The term “Wi-Fi” is often used to describe both the technology itself and the wireless connection a device has to a network. Wi-Fi networks can be found in homes, businesses, airports, and many public places. They are typically created using a wireless router that transmits data to and from a wired Internet connection.

Wi-Fi operates on various frequency bands, such as 2.4 GHz and 5 GHz, which determine the range and speed of the connection. Security is an essential aspect of Wi-Fi, and various encryption methods, such as WPA2 and WPA3, are used to protect the data transmitted over the network.



  • Wide Accessibility
  • User Mobility
  • Easy Implementation


  • Security Risks
  • Signal Interference
  • Variable Speed

How Does it work?

WiFi, the technology for wireless internet connection, operates through a series of steps that enable devices to communicate without physical cables. Here’s how it works:

  1. Internet Connection: It starts with an Internet connection provided by an Internet Service Provider (ISP). This connection is typically brought into a building via a physical cable.
  2. Modem and Router: The modem translates the internet signal from the ISP into a form that can be used by digital devices. The router then takes this signal and broadcasts it wirelessly as a WiFi network using radio waves.
  3. Frequency Bands: WiFi commonly operates on two frequency bands: 2.4 GHz and 5 GHz.
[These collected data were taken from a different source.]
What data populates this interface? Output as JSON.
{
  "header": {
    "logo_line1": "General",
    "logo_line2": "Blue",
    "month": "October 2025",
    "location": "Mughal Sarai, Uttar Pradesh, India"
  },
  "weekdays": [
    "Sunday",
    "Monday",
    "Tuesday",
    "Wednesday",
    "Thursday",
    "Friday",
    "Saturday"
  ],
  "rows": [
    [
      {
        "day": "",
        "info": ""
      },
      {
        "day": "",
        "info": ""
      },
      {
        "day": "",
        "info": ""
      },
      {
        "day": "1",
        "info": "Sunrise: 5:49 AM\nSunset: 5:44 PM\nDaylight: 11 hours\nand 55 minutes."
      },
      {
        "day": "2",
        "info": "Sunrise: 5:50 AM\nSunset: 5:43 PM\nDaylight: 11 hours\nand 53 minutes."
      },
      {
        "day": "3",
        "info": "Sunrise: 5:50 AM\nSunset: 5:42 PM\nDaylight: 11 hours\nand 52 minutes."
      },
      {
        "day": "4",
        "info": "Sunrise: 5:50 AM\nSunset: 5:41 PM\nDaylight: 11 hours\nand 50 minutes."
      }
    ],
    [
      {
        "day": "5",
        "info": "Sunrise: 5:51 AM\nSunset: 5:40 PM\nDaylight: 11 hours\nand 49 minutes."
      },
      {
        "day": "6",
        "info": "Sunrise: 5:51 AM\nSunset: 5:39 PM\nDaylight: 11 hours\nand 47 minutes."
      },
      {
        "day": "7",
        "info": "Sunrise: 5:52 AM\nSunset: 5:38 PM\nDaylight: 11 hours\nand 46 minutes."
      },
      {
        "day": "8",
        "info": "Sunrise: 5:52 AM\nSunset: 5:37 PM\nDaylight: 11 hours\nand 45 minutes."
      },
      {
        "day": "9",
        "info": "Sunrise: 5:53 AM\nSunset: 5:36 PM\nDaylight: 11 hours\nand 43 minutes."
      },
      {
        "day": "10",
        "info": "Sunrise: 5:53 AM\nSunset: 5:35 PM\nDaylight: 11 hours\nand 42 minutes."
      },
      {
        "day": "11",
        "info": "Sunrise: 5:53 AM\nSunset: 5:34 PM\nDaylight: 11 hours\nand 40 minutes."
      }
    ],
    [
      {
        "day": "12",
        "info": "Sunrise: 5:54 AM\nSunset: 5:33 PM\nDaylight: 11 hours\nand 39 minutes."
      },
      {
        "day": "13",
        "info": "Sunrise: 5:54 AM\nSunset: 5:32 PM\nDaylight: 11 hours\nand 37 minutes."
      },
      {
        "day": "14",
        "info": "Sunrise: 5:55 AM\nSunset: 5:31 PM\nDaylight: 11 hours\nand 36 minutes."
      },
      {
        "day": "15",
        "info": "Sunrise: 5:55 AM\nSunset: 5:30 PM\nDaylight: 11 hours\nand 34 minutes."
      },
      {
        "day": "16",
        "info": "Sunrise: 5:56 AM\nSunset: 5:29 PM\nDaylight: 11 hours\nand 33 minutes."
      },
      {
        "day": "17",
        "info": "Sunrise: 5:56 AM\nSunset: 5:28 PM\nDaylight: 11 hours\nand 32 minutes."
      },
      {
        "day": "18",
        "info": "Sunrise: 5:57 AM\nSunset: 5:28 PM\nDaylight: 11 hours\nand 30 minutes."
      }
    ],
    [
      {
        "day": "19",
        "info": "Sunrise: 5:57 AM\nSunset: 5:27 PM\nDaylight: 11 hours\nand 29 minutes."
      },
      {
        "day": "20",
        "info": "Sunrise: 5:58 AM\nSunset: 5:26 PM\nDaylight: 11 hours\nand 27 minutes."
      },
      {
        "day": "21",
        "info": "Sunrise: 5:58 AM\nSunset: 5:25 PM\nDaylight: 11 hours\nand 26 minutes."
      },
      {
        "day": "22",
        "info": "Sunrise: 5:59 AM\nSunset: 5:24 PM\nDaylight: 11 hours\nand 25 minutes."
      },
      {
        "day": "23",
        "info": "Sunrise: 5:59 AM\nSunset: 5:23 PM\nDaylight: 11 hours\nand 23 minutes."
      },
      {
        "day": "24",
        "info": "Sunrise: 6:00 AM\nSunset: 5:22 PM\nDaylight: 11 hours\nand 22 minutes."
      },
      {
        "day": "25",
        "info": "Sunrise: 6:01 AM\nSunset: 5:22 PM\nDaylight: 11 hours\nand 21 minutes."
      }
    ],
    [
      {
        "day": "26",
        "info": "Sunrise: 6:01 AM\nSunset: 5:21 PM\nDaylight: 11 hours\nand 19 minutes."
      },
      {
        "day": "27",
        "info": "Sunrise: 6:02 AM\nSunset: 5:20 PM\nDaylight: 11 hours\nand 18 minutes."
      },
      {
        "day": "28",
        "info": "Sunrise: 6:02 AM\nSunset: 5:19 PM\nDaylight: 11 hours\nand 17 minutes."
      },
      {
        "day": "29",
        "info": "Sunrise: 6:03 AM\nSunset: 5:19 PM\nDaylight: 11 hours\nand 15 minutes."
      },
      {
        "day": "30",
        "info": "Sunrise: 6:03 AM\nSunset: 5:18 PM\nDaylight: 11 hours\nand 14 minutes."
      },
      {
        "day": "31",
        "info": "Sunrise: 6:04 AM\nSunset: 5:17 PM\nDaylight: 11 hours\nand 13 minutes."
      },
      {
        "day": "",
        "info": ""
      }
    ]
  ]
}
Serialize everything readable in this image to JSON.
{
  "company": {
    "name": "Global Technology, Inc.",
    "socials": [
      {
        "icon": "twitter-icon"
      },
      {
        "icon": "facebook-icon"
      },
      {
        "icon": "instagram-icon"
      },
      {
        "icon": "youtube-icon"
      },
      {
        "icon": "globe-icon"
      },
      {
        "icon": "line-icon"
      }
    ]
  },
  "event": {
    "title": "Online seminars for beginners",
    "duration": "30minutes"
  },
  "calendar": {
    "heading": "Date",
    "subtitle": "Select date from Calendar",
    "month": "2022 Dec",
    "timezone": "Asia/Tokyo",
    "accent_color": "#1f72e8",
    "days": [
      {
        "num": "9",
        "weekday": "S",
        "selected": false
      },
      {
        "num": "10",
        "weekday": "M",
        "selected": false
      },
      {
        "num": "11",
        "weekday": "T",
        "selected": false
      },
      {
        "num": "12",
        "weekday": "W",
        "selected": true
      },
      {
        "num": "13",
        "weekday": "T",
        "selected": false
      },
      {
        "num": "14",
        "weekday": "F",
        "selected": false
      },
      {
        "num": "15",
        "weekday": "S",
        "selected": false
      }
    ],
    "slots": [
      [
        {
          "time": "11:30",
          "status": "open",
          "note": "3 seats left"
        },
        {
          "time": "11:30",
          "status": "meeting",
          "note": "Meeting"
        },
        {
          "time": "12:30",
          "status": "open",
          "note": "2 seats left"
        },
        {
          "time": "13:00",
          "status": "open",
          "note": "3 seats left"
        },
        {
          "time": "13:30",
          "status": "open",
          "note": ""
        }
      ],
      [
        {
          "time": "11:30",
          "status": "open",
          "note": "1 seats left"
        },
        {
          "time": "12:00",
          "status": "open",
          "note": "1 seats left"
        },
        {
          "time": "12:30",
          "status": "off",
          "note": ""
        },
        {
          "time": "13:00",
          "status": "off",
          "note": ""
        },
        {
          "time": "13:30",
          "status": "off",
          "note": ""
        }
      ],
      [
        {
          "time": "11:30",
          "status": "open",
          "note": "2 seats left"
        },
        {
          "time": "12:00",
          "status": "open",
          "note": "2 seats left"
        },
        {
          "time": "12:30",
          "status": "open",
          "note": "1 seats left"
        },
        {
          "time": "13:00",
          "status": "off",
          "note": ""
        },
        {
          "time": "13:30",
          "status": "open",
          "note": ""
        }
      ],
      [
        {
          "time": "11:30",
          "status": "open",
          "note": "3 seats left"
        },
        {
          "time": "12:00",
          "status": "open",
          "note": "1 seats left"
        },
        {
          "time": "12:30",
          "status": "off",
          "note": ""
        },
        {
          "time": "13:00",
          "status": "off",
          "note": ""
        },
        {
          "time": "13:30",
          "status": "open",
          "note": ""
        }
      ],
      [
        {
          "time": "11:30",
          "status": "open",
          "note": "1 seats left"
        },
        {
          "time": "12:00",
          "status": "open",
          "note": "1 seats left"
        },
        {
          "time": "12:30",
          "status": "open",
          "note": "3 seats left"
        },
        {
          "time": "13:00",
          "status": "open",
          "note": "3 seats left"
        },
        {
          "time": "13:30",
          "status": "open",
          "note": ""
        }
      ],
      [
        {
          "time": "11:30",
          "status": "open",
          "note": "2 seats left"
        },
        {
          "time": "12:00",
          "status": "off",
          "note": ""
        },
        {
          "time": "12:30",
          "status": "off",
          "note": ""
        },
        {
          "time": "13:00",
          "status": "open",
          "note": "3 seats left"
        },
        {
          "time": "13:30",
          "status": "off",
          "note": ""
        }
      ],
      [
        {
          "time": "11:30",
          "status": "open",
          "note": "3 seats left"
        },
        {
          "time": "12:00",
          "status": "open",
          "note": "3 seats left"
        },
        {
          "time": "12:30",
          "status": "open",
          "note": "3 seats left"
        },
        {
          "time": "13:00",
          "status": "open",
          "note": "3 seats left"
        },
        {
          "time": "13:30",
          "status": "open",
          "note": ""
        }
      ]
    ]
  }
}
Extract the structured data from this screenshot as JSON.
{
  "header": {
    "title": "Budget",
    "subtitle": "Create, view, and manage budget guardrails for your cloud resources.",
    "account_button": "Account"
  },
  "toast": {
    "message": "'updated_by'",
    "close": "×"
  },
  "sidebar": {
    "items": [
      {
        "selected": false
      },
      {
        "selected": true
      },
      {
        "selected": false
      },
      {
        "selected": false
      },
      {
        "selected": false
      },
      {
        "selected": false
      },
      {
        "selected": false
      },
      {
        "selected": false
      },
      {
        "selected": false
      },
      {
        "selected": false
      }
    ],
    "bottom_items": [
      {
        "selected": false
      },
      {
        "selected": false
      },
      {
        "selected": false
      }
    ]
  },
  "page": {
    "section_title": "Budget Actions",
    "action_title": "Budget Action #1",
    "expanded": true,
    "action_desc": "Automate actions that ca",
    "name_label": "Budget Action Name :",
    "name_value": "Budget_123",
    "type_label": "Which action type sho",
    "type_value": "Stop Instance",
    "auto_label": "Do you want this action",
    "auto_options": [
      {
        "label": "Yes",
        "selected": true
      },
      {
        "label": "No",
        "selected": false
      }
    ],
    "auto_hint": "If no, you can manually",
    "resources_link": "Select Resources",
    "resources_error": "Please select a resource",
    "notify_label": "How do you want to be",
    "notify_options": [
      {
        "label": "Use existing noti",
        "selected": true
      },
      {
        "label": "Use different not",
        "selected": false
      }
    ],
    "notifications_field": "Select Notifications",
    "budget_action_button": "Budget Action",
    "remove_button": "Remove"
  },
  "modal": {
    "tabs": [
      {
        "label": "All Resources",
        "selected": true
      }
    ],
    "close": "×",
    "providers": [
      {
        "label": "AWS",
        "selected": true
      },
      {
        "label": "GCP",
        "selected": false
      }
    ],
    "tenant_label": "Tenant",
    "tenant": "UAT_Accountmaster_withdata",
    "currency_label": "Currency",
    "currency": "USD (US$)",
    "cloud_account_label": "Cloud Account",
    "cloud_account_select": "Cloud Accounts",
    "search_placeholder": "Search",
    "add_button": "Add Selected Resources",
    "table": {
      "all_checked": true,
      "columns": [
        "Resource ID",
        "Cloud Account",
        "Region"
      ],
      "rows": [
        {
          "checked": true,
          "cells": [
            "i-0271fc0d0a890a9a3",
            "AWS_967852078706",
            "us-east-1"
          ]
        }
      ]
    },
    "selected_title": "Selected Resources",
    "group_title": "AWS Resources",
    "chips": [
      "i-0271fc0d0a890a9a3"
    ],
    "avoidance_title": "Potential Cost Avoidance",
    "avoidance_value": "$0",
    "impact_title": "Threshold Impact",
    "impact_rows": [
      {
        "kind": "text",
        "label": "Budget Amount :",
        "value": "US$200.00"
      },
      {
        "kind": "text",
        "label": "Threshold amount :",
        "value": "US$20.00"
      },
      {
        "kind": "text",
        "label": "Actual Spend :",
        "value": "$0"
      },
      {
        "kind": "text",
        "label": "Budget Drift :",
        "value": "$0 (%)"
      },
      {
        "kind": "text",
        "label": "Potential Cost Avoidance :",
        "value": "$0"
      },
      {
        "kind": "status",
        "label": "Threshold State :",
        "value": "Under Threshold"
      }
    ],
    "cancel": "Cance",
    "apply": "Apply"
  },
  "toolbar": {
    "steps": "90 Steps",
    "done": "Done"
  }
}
These frequencies allow the data to be transmitted over the air.
  4. Connecting Devices: Devices with wireless capabilities (smartphones, laptops, or tablets) can detect the WiFi network and connect to it using a network name (SSID) and password.
  5. Data Transmission: Once connected, data is sent and received over the radio waves in small packets. The router and the device communicate back and forth, exchanging information.
  6. Encryption: To keep the data secure, WiFi networks often use encryption protocols like WPA2. This ensures that the data being transmitted is scrambled and can only be read by devices with the correct password.
  7. Multiple Devices: A single WiFi network can support multiple devices, allowing them all to access the internet. The router manages the data for each device.
  8. Interference Handling: WiFi must navigate potential interferences from other electronic devices, walls, or other obstacles. Modern routers often have technologies to minimize this interference and provide a stable connection.



Both LiFi and WiFi stand as remarkable technologies, each with its unique attributes, capabilities, and applications. They represent two different paths to the same destination: efficient internet connectivity.

WiFi has become the backbone of modern connectivity. Its widespread availability, ease of use, and adaptability have made it a staple in homes, businesses, and public spaces. LiFi, on the other hand, is a newer entrant, dazzling with its innovative use of light for data transmission.

The comparison between LiFi and WiFi is not a battle of supremacy but a harmonious coexistence. They are not competitors but collaborators in the vast orchestra of digital communication. While WiFi continues to be the familiar tune, LiFi adds a new melody, enriching the symphony of connectivity.

As we move forward in the future, the exploration and integration of both technologies will shape wireless communication.